[PATCH v2 5/8] drm/amdgpu: Add reset control handling to reset workflow

[Date Prev][Date Next][Thread Prev][Thread Next][Date Index][Thread Index]

 



[AMD Public Use]


This prefers reset control based handling if it's implemented

for a particular ASIC. If not, it takes the legacy path.

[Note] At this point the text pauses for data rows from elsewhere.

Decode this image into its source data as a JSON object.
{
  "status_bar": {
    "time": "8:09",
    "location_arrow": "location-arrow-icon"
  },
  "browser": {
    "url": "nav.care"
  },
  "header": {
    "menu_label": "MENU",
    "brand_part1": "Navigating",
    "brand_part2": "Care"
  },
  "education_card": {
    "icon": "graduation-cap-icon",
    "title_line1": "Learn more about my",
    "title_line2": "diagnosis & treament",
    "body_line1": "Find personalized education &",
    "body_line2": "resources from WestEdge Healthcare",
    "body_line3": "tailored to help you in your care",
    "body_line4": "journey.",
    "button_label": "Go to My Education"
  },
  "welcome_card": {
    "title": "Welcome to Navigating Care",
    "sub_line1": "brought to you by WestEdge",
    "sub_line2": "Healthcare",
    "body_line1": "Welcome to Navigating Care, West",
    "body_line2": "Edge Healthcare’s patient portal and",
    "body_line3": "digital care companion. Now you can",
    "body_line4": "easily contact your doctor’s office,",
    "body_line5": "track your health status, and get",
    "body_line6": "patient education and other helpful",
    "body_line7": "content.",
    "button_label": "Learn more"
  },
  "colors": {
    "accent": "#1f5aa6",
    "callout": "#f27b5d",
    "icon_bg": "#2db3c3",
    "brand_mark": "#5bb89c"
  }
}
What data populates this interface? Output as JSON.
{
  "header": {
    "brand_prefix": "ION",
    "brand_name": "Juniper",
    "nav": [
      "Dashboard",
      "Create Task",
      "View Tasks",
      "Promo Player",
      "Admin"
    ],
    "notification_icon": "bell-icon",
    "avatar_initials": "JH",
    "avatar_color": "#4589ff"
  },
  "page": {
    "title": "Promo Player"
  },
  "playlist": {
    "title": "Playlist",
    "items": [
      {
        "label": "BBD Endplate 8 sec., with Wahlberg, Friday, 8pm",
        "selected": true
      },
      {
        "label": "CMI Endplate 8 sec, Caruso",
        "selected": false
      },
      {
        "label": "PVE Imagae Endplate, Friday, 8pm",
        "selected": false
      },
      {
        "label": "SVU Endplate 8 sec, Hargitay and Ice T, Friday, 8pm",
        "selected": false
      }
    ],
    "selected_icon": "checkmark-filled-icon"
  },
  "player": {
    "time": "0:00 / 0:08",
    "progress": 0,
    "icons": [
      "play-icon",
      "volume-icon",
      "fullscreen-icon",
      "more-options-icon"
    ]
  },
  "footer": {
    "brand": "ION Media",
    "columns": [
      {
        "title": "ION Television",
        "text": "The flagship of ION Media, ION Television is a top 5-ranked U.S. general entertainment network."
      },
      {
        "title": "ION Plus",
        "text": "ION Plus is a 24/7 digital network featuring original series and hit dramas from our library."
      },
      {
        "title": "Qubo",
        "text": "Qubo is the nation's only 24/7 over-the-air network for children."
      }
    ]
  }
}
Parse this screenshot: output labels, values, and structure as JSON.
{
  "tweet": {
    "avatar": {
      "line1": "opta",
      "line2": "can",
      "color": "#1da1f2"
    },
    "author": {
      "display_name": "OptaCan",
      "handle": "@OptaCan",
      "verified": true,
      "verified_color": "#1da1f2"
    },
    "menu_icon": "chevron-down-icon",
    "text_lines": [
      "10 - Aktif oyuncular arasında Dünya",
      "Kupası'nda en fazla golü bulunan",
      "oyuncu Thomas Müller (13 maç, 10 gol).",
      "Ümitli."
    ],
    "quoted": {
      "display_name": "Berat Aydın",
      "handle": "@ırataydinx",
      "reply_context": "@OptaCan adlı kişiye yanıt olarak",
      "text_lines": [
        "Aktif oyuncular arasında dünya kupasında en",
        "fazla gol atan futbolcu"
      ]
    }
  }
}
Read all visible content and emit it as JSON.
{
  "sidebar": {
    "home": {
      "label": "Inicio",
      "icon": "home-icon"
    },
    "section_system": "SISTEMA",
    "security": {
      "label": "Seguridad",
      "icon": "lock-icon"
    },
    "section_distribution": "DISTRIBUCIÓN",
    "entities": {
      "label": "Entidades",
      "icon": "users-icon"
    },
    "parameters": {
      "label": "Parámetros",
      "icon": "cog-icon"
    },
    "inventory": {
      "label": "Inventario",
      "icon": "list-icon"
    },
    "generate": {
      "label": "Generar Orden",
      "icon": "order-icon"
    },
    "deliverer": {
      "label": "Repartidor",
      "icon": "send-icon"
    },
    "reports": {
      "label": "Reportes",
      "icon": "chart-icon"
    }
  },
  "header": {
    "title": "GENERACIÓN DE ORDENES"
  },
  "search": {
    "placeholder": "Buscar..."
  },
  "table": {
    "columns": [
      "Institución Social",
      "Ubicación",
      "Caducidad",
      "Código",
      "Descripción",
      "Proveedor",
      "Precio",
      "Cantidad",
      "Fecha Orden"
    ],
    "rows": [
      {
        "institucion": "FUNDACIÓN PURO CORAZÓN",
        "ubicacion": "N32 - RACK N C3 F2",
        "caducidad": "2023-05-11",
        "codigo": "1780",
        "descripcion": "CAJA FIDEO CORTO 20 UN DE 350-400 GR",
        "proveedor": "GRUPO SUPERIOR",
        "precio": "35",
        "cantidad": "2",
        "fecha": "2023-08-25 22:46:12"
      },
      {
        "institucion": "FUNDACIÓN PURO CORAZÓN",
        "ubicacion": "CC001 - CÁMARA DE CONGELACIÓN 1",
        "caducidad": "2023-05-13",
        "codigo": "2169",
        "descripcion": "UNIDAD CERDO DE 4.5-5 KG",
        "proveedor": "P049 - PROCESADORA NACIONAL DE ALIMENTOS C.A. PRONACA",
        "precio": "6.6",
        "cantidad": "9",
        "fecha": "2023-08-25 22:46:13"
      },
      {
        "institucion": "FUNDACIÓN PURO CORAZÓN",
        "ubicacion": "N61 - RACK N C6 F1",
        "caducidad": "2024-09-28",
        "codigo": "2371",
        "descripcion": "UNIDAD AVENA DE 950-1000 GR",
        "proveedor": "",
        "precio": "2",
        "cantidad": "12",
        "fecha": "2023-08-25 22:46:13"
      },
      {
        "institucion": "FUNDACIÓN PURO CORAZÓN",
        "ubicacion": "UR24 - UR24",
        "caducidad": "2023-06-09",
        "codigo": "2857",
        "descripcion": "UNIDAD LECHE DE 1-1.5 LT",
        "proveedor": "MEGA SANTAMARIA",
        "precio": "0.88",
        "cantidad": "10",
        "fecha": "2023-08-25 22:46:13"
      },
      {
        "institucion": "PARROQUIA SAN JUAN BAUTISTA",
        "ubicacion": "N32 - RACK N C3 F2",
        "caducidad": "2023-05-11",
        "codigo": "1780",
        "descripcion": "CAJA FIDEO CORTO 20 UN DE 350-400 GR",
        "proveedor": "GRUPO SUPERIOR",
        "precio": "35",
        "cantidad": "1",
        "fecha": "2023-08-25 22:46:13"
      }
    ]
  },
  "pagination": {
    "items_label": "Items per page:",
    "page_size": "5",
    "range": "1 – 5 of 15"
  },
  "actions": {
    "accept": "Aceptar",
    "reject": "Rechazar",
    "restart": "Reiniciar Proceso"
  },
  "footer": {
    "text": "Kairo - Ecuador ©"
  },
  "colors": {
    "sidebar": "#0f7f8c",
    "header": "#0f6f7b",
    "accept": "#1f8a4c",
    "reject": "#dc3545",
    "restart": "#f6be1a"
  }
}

It uses

the legacy method of preparing environment (job, scheduler tasks)

and restoring environment.

 

Signed-off-by: Lijo Lazar lijo.lazar@xxxxxxx

---

drivers/gpu/drm/amd/amdgpu/amdgpu.h        |  11 +--

drivers/gpu/drm/amd/amdgpu/amdgpu_device.c | 106 +++++++++++++++------

drivers/gpu/drm/amd/amdgpu/amdgpu_drv.c    |  17 +++-

3 files changed, 97 insertions(+), 37 deletions(-)

 

diff --git a/drivers/gpu/drm/amd/amdgpu/amdgpu.h b/drivers/gpu/drm/amd/amdgpu/amdgpu.h

index 1fba89cced91..af8680727800 100644

--- a/drivers/gpu/drm/amd/amdgpu/amdgpu.h

+++ b/drivers/gpu/drm/amd/amdgpu/amdgpu.h

@@ -271,6 +271,7 @@ struct amdgpu_bo_va_mapping;

struct amdgpu_atif;

struct kfd_vm_fault_info;

struct amdgpu_hive_info;

+struct amdgpu_reset_context;

struct amdgpu_reset_control;

 enum amdgpu_cp_irq {

@@ -1079,6 +1080,7 @@ struct amdgpu_device {

                bool                            in_pci_err_recovery;

               struct pci_saved_state          *pci_state;

+

               struct amdgpu_reset_control     *reset_cntl;

};

@@ -1131,13 +1133,10 @@ bool amdgpu_device_asic_has_dc_support(enum amd_asic_type asic_type);

bool amdgpu_device_has_dc_support(struct amdgpu_device *adev);

 int amdgpu_device_pre_asic_reset(struct amdgpu_device *adev,

-                                                                struct amdgpu_job *job,

-                                                                bool *need_full_reset_arg);

+                                                             struct amdgpu_reset_context *reset_context);

-int amdgpu_do_asic_reset(struct amdgpu_hive_info *hive,

-                                                struct list_head *device_list_handle,

-                                                bool *need_full_reset_arg,

-                                                bool skip_hw_reset);

+int amdgpu_do_asic_reset(struct list_head *device_list_handle,

+                                             struct amdgpu_reset_context *reset_context);

 int emu_soc_asic_init(struct amdgpu_device *adev);

diff --git a/drivers/gpu/drm/amd/amdgpu/amdgpu_device.c b/drivers/gpu/drm/amd/amdgpu/amdgpu_device.c

index bcb2c66437a2..6d6da1b504aa 100644

--- a/drivers/gpu/drm/amd/amdgpu/amdgpu_device.c

+++ b/drivers/gpu/drm/amd/amdgpu/amdgpu_device.c

@@ -65,6 +65,7 @@

#include "amdgpu_ras.h"

#include "amdgpu_pmu.h"

#include "amdgpu_fru_eeprom.h"

+#include "amdgpu_reset.h"

 #include <linux/suspend.h>

#include <drm/task_barrier.h>

@@ -3421,6 +3422,8 @@ int amdgpu_device_init(struct amdgpu_device *adev,

                               goto fence_driver_init;

               }

+             amdgpu_reset_init(adev);

+

               /* detect if we are with an SRIOV vbios */

               amdgpu_device_detect_sriov_bios(adev);

@@ -3671,6 +3674,9 @@ void amdgpu_device_fini(struct amdgpu_device *adev)

               release_firmware(adev->firmware.gpu_info_fw);

               adev->firmware.gpu_info_fw = NULL;

               adev->accel_working = false;

+

+             amdgpu_reset_fini(adev);

+

               /* free i2c buses */

               if (!amdgpu_device_has_dc_support(adev))

                               amdgpu_i2c_fini(adev);

@@ -4239,11 +4245,15 @@ int amdgpu_device_mode1_reset(struct amdgpu_device *adev)

}

 int amdgpu_device_pre_asic_reset(struct amdgpu_device *adev,

-                                                                struct amdgpu_job *job,

-                                                                bool *need_full_reset_arg)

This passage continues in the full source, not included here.